Nanatobethatsme46 · 07/11/2025 14:04

The most worrying part of this is you think its ok for 7 and 8 year old girls to be online!
Youve got your money back just forget the whole thing and move on

divorcinganabsolutewanker · 07/11/2025 14:06

She wasn't a friend though was she op.

I borrowed 2k from a friend a couple of months ago and every Thursday I get paid I Revolut her before I even get out of bed.

herewegoagainbabyno2 · 07/11/2025 14:06

I think you were unreasonable to lend your friend the money considering the amount and the fact that you didn’t really know what it was going towards. You take a huge risk when you do stuff like this and I hope that this is a lesson learnt.
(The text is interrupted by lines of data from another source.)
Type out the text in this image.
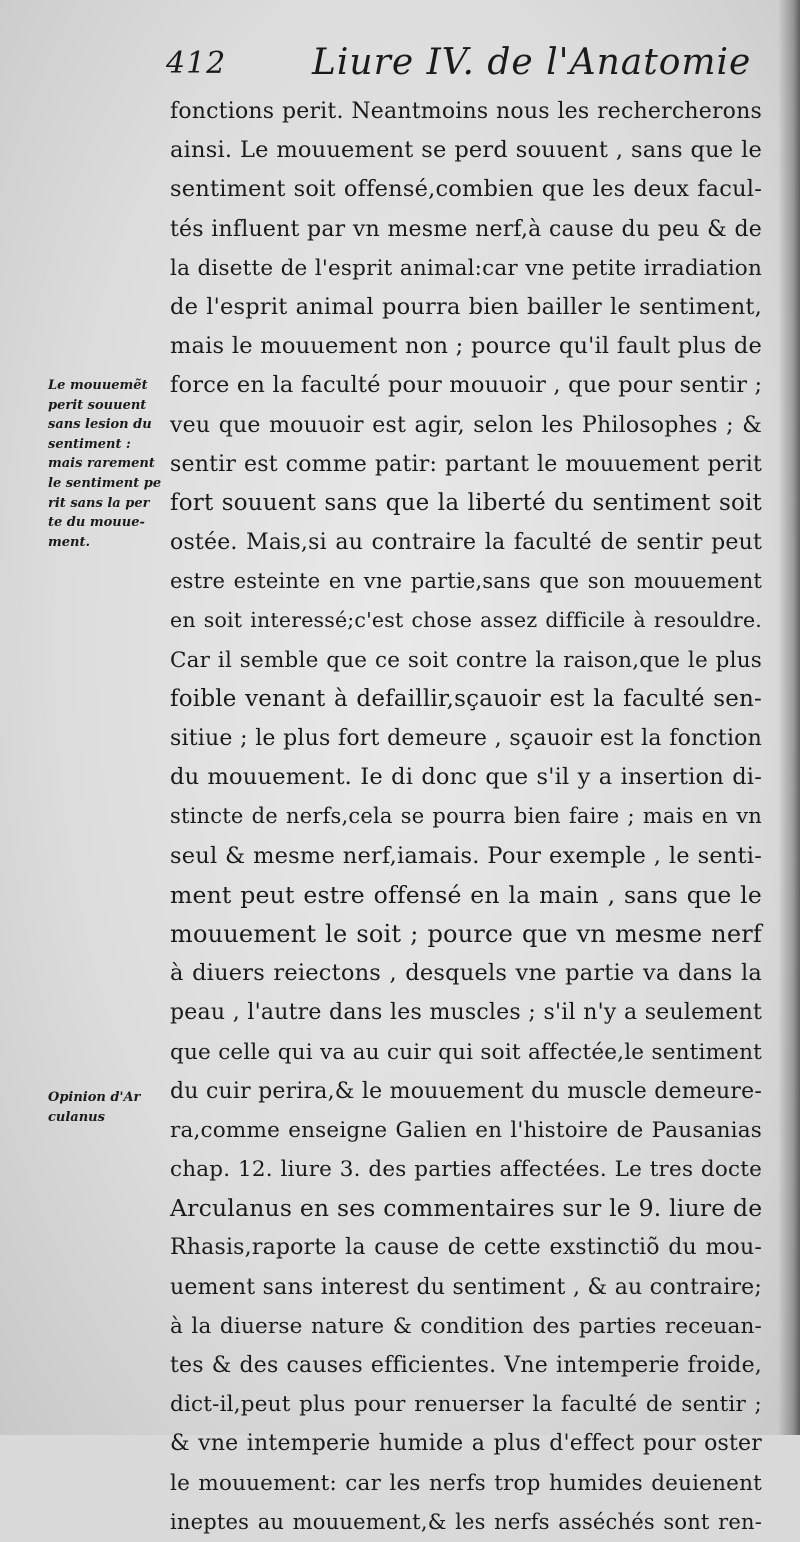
412 Liure IV. de l'Anatomie
Le mouuemẽt
perit souuent
sans lesion du
sentiment :
mais rarement
le sentiment pe
rit sans la per
te du mouue-
ment.
Opinion d'Ar
culanus
fonctions perit. Neantmoins nous les rechercherons
ainsi. Le mouuement se perd souuent , sans que le
sentiment soit offensé,combien que les deux facul-
tés influent par vn mesme nerf,à cause du peu & de
la disette de l'esprit animal:car vne petite irradiation
de l'esprit animal pourra bien bailler le sentiment,
mais le mouuement non ; pource qu'il fault plus de
force en la faculté pour mouuoir , que pour sentir ;
veu que mouuoir est agir, selon les Philosophes ; &
sentir est comme patir: partant le mouuement perit
fort souuent sans que la liberté du sentiment soit
ostée. Mais,si au contraire la faculté de sentir peut
estre esteinte en vne partie,sans que son mouuement
en soit interessé;c'est chose assez difficile à resouldre.
Car il semble que ce soit contre la raison,que le plus
foible venant à defaillir,sçauoir est la faculté sen-
sitiue ; le plus fort demeure , sçauoir est la fonction
du mouuement. Ie di donc que s'il y a insertion di-
stincte de nerfs,cela se pourra bien faire ; mais en vn
seul & mesme nerf,iamais. Pour exemple , le senti-
ment peut estre offensé en la main , sans que le
mouuement le soit ; pource que vn mesme nerf
à diuers reiectons , desquels vne partie va dans la
peau , l'autre dans les muscles ; s'il n'y a seulement
que celle qui va au cuir qui soit affectée,le sentiment
du cuir perira,& le mouuement du muscle demeure-
ra,comme enseigne Galien en l'histoire de Pausanias
chap. 12. liure 3. des parties affectées. Le tres docte
Arculanus en ses commentaires sur le 9. liure de
Rhasis,raporte la cause de cette exstinctiõ du mou-
uement sans interest du sentiment , & au contraire;
à la diuerse nature & condition des parties receuan-
tes & des causes efficientes. Vne intemperie froide,
dict-il,peut plus pour renuerser la faculté de sentir ;
& vne intemperie humide a plus d'effect pour oster
le mouuement: car les nerfs trop humides deuienent
ineptes au mouuement,& les nerfs asséchés sont ren-
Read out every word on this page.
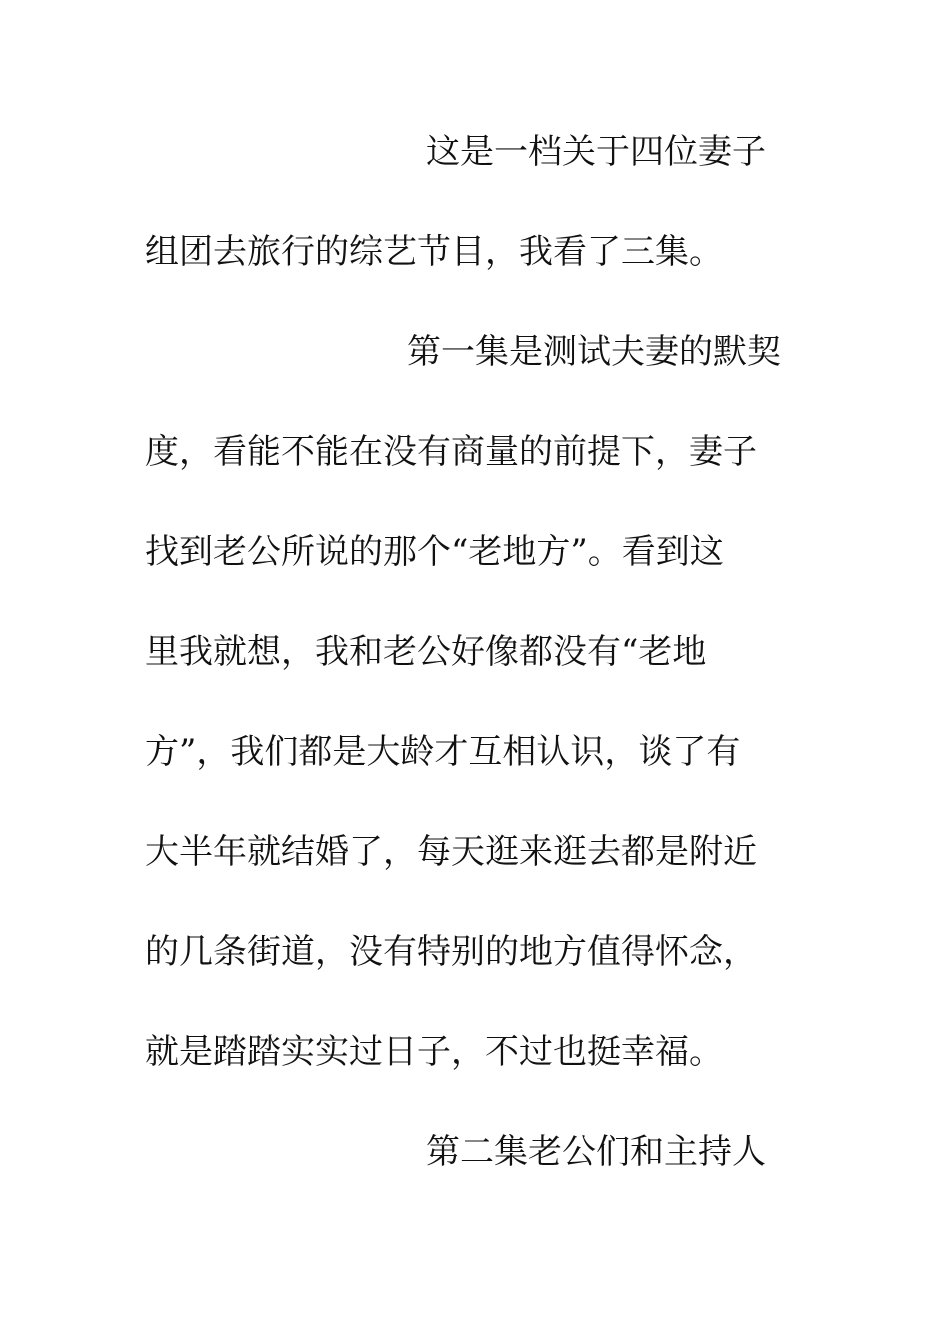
这是一档关于四位妻子

组团去旅行的综艺节目，我看了三集。

第一集是测试夫妻的默契

度，看能不能在没有商量的前提下，妻子

找到老公所说的那个“老地方”。看到这

里我就想，我和老公好像都没有“老地

方”，我们都是大龄才互相认识，谈了有

大半年就结婚了，每天逛来逛去都是附近

的几条街道，没有特别的地方值得怀念，

就是踏踏实实过日子，不过也挺幸福。

第二集老公们和主持人
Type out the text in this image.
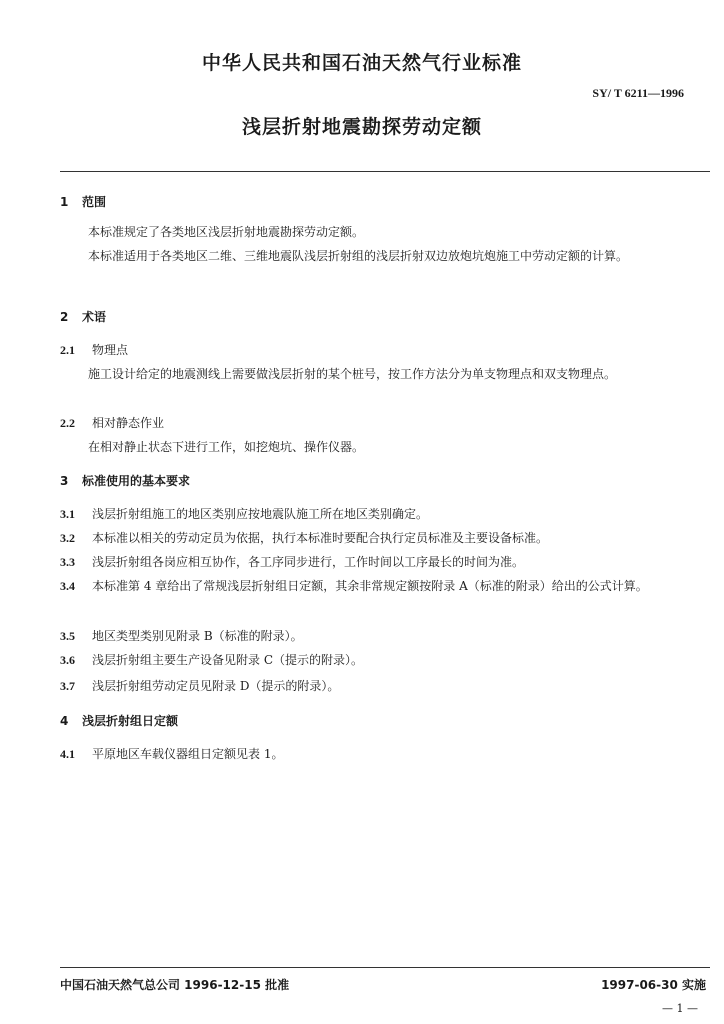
中华人民共和国石油天然气行业标准
SY/ T 6211—1996
浅层折射地震勘探劳动定额
1 范围
本标准规定了各类地区浅层折射地震勘探劳动定额。
本标准适用于各类地区二维、三维地震队浅层折射组的浅层折射双边放炮坑炮施工中劳动定额的计算。
2 术语
2.1 物理点
施工设计给定的地震测线上需要做浅层折射的某个桩号，按工作方法分为单支物理点和双支物理点。
2.2 相对静态作业
在相对静止状态下进行工作，如挖炮坑、操作仪器。
3 标准使用的基本要求
3.1 浅层折射组施工的地区类别应按地震队施工所在地区类别确定。
3.2 本标准以相关的劳动定员为依据，执行本标准时要配合执行定员标准及主要设备标准。
3.3 浅层折射组各岗应相互协作，各工序同步进行，工作时间以工序最长的时间为准。
3.4 本标准第 4 章给出了常规浅层折射组日定额，其余非常规定额按附录 A（标准的附录）给出的公式计算。
3.5 地区类型类别见附录 B（标准的附录）。
3.6 浅层折射组主要生产设备见附录 C（提示的附录）。
3.7 浅层折射组劳动定员见附录 D（提示的附录）。
4 浅层折射组日定额
4.1 平原地区车载仪器组日定额见表 1。
中国石油天然气总公司 1996-12-15 批准	1997-06-30 实施
— 1 —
You are of course not unreasonable to ask for the money back and unfortunately it sounds like your friend had no intentions to pay you back. Considering that she didn’t want anyone else to know about it, and the amount I assumed she was hiding something and used you to pay off whatever she needed to do.

I know you feel hurt right now, but you haven’t lost a friend. Your friend stopped being your friend when she should’ve paid you back at the six months mark after lending the money.

It is not your fault that she got pregnant. It is not your fault that she is “stressed”.

Do not feel guilty one bit, I feel like the bleeding is a lie but you know at the end of the day, even if it was the truth, don’t feel guilty that money was yours.

I’m so so glad that you were paid in the end for the money you lent.